Pre-Production Checklist
Run a small load test before rollout:
- Compare TTFT with LMCache on vs off.
- Measure prefill latency separately—not just end-to-end time.
- Track prefix cache hit tokens and hit ratio.
- Watch LMCache memory stability.
- Test cache reuse after vLLM restarts.
- Verify ZMQ, HTTP metrics, and logs under concurrency.
- Use real production prompts—not demo text only.
Low prefix overlap in real traffic usually answers clearly: not yet.
Common Pitfalls
Treating LMCache as a response cache
LMCache stores KV Cache, not final answers. It cuts prefix reprocessing cost—it does not guarantee identical outputs.
Obsessing over tokens/s only
LMCache mainly affects TTFT and prefill cost. Decode tokens/s may barely move.
Copying demo chunk-size
Small chunks in demos make hits visible.
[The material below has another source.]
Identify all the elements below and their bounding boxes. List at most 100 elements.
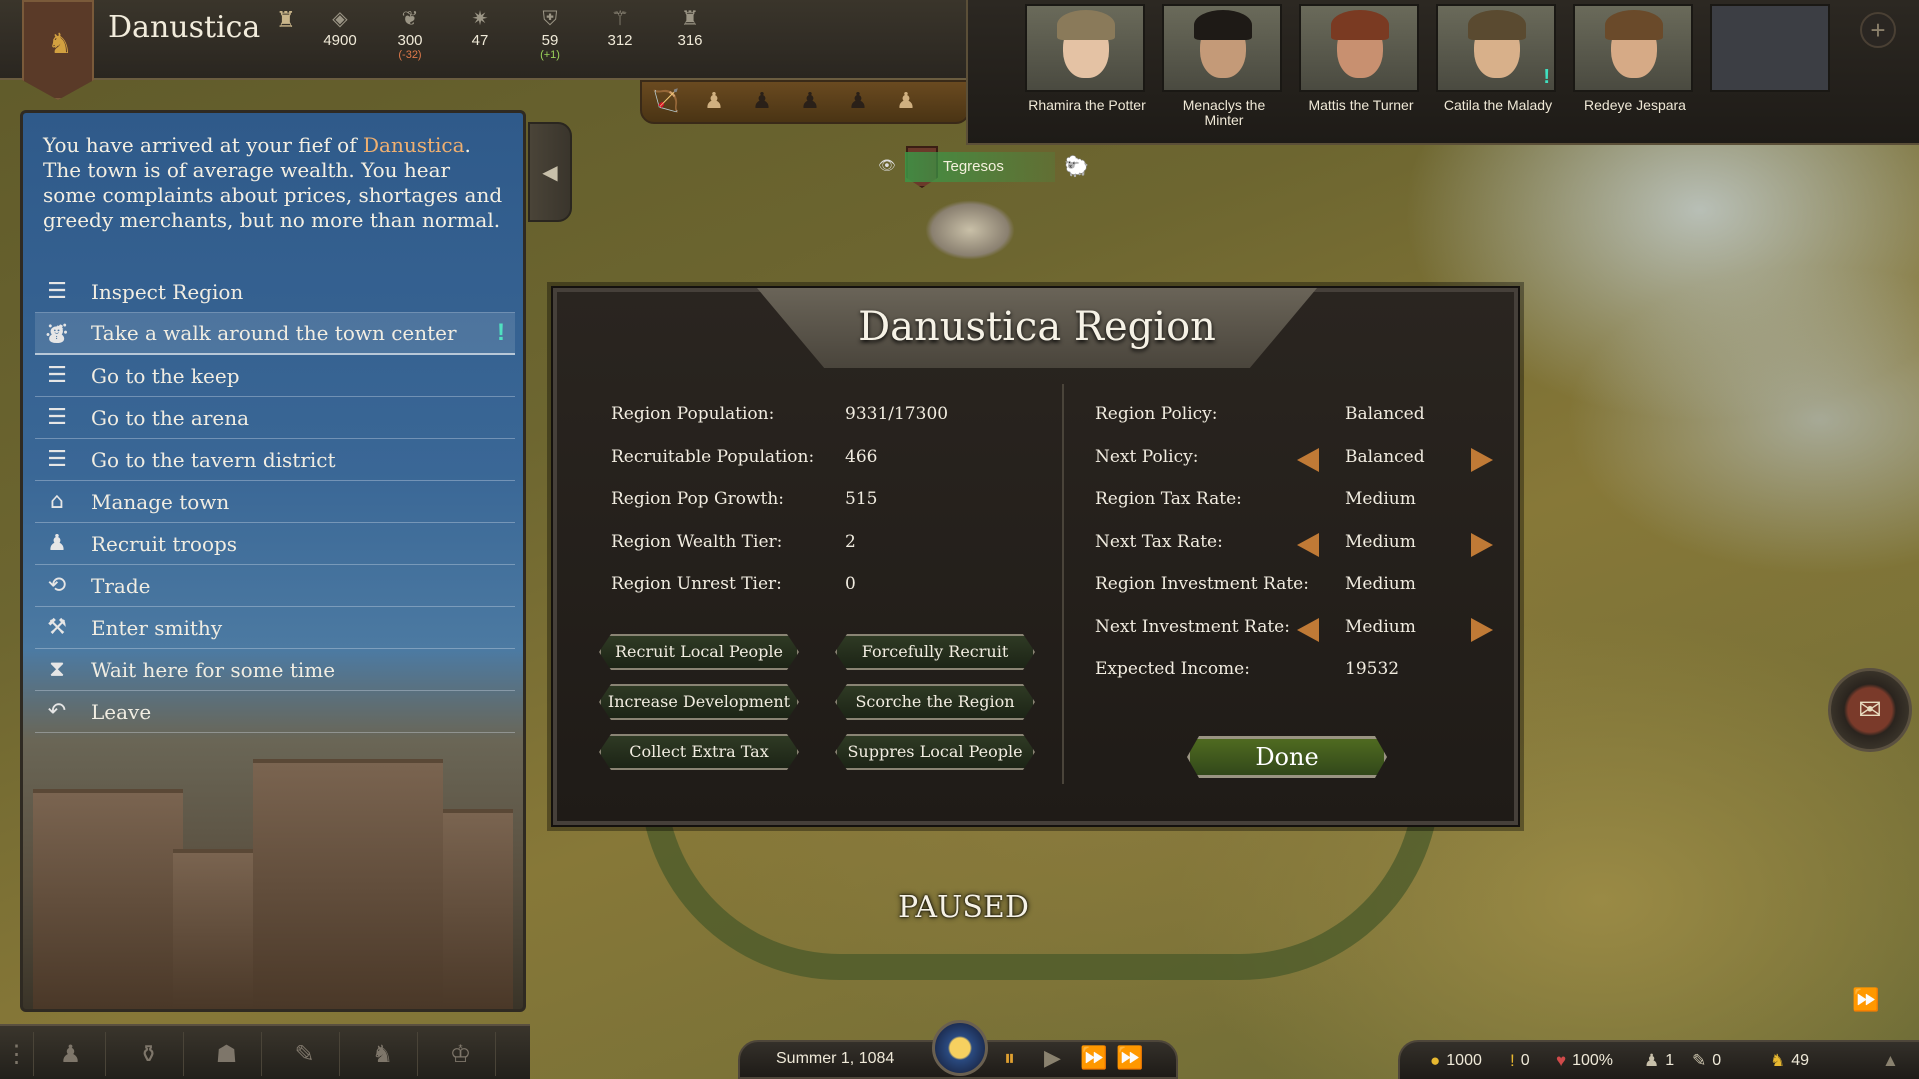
- hourglass-icon: ⧗: [49, 657, 65, 682]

Tune chunk size in production from prompt length, overlap patterns, memory, and throughput—don’t copy demo values blindly.
Version skew
vLLM, LMCache, and connectors have compatibility matrices. Read docs and release notes before upgrading production.
No observability
Cache without metrics is hard to debug. At minimum: hit rate, hit tokens, read/write latency, capacity, evictions, and error logs.
Summary
LMCache suits LLM serving where long prompts repeat. It is not a universal speed button—it converts repeated prefill into reusable KV Cache.
If you already run vLLM: start with MP mode locally, confirm hits with two shared-prefix requests, then compare TTFT on real traffic. Only strong hit rates justify production adoption.